Questions surround death of 2-year-old Ojibwe child in foster care
According to a criminal complaint, Kira Friedman was placed in the shower and left unattended by her foster dad, who is now facing manslaughter charges.
"This didn't have to happen. This little girl didn't have to die. She should be right here with her parents at this time," said Patti Larsen, a family spokesperson.
Larsen, who serves as the Sacred Hoop Coalition Director, was shepherding 2-year-old Kira Friedman's case through the St. Louis County Court system on behalf of the little girl's family, and believes her death was preventable.
"The maternal grandmother identified numerous people who would be potential placements for the child," she said.
Larsen wanted to ensure Kira was placed in a Native American home. Therefore, she says the County let this child down when they removed her from a Native foster home, and placed her with a white foster family in Duluth.
"Kira was just a number, was shipped off to a place," Larsen said.
At the family's request, Leech Lake Reservation got involved to find a Native foster home. When Kira was placed in a home in Bemidji, red flags were sent up right away.
"There was too many children in that place to properly care for a child with special needs, such as Kira," said Larsen.
Larsen says keeping Kira in the hands of the St. Louis County Court System is where her parents went wrong. However, a spokeswoman with the county says the child was no longer in their custody.

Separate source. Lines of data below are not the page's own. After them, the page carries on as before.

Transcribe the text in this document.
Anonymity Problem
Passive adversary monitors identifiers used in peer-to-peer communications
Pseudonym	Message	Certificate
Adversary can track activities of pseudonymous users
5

In a written statement the county said, "This case has been under the jurisdiction of Leech Lake Tribal Court for close to a year and custody has been with the Leech Lake Band. This matter is under active investigation by the authorities involved, so we would have no further comment on it."
Nonetheless, Larsen stresses the importance of applying the Indian Child Welfare Act to foster children. The act is a federal law that seeks to keep native children with native families.
"Follow ICWA. It's there for a purpose. It was placed there for a purpose in 1978 when so many kids were being lost," said Larsen.
In addition to the Indian Child Welfare Act, Larsen also mentioned the Minnesota Indian Preservation Act should be followed by government agencies, when dealing with Native foster children.